Researchers at Columbia have used multi-wavelength lasers to cook 3D-printed chicken. Apparently, it tastes like chicken. We were not overly surprised that 3D printed chicken protein cooked up to taste like chicken, but, then again, you have to do the science.
While additive manufacturing is the latest buzzword for all kinds of manufacturing, there’s also been a variety of attempts to 3D print food. We’ve seen pizza printers and fake steak printers, too. It makes sense that you don’t want to print raw food — the finished product needs to be cooked. You can see several videos about the process, below.
On the plus side, chicken cooked with blue and infrared lasers shrinks less than conventional cooking techniques. It also supposedly retains twice the moisture content, so it is possible that 3D printed chicken might have some real advantages compared to just throwing some fryer on the grill.
We aren’t sure we are ready to convert our printer to create nuggets and we’ll stick to more conventional cooking for now. But it is good to know that when we are ready to print our next meal, there’s scientific data to help us.
If your tastes range for beef analog, we’ve seen that printer before. Converting a printer to work with food doesn’t appear to be that hard, although your results, of course, may vary.
Well. The replicators in Star Trek are just good’ol 3D printers. :)
Proof is right here:
https://www.facebook.com/watch/?v=1065413857162803
or google Star trek picard + flashforge
Sigh, CO2 lasers are not mid infrared. They are long wave. (From the video)
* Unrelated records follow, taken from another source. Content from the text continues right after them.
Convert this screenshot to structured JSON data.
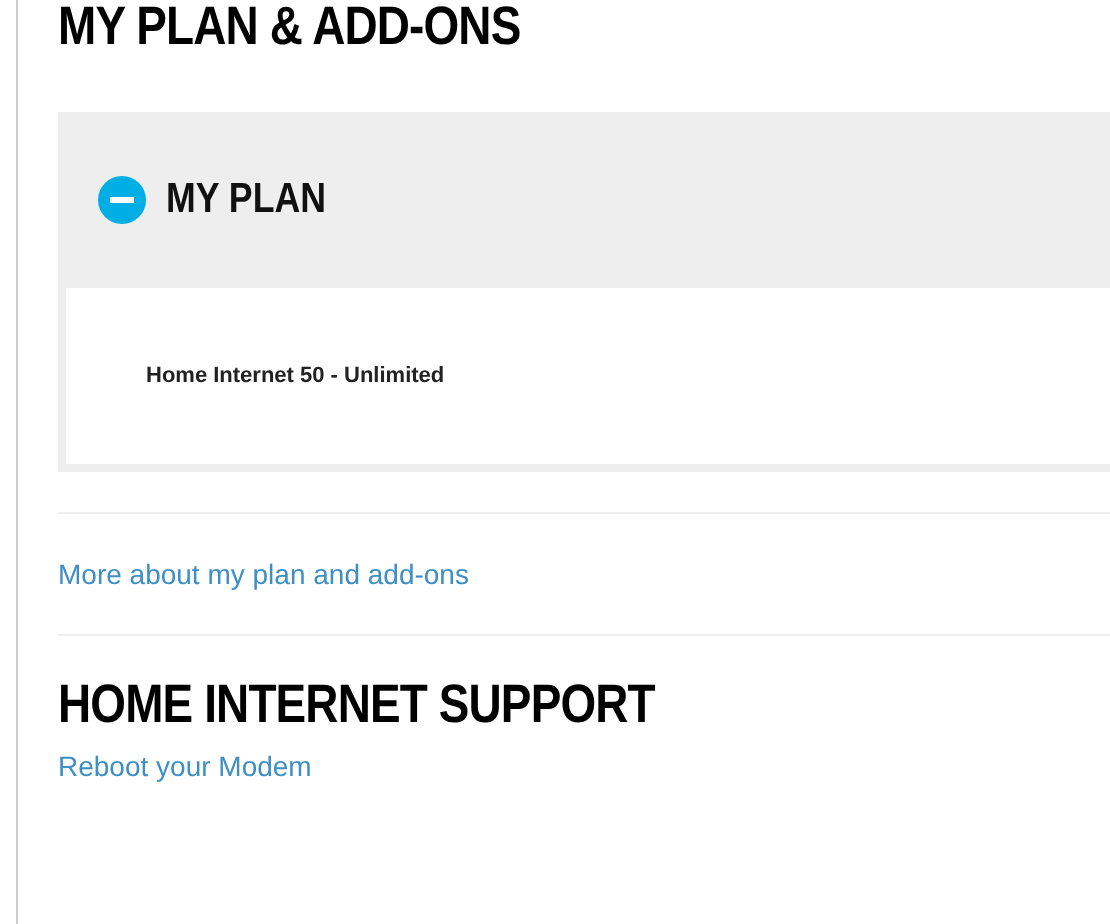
{
  "page_title": "MY PLAN & ADD-ONS",
  "plan_panel": {
    "title": "MY PLAN",
    "expanded": true,
    "items": [
      "Home Internet 50 - Unlimited"
    ]
  },
  "more_link": "More about my plan and add-ons",
  "support": {
    "title": "HOME INTERNET SUPPORT",
    "links": [
      "Reboot your Modem"
    ]
  }
}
“its poised to changed the way we cook and think about foods” Nope. Not gonna happen. No one is going to use lasers to cook your food, its like trying to cook with a candle. In fact a candle probably has more heat energy than any of the lasers they were using.
Food must be injection molded, FDM is not effective.
Amazing news. Can´t wait for the next KFC extrusion, laser-burnt with the last Walt-Disney movie or Super Bowl logo. I hope the gods of marketing and giants of agro-business will make this a reality
When I switched to a plant based diet around 4 years ago I expected substitute meat and dairy products to be a significant part of my diet. But it hasn’t turned out that way. I found that they just were not necessary and even when included were not the best part of the meal. I do try most of what is out there and a few are OK. But as I also want to reduce intake of processed foods meat or otherwise they just don’t appear in my shopping basket very often these days.
I think initially the reason for buying the substitutes was because I had the mind-set of building a meal around an animal based protein, which turned out to be hard to overcome until I started looking for plant based recipes and finding there was a huge variety out there, mostly from other cultures, I had never tried, and when I did, loved.
So when I see adverts and articles about making more realistic alternatives to animal products, the tech interests me, but the end product doesn’t.
Agreed; while I have high hopes for lab grown meat cells, yeasts, even algae; for now I think the state of the art is hydroponically grown robot tended crops. We need to get the humans out of the loop as almost all farm work is near slavery both in effort and in pay. We also have yet to produce much in the way of convincing fake meat. FOr now good veggies ethically grown with as much automation as possible is the way to go for good flavor, nutrition, and fair work. Now if we can just get society wide ETF like citizen fractional ownership of the economy we could go some real Star Trek places with it.
“We need to get the humans out of the loop as almost all farm work is near slavery both in effort and in pay. ”
But our borders will get so lonely.
+1
LOL
In some future utopia/dystopia, when automation has got to the point where each person has access to their own team of robots etc, and there is some agreed upon system of fair resource access/distribution, ‘getting humans out of the loop’ might be a good thing, but at the moment, it will just lead to a lot of displaced humans. If you think humans who work in agriculture are treated poorly now, wait until the business owners realize they don’t need them any more. All the tech companies care about is getting humans out of the loop to save money for the business owners, they don’t care one iota about the life of the actual workers.
Meh. Black&Decker made something like this in 2015 called a hydrator
+1
“Hydrate level 4 please”
Taster: “It tastes.. familiar..”
Ted: “Beef?”
Taster: “Mmm.. No..”
Linda: “Chicken?.. We’ll take Chicken”
Taster: *shakes head in disagreement*
Ted: “What does it taste like?”
Taster: “Despair?”
Ted: “…. Is it possible it just needs salt?”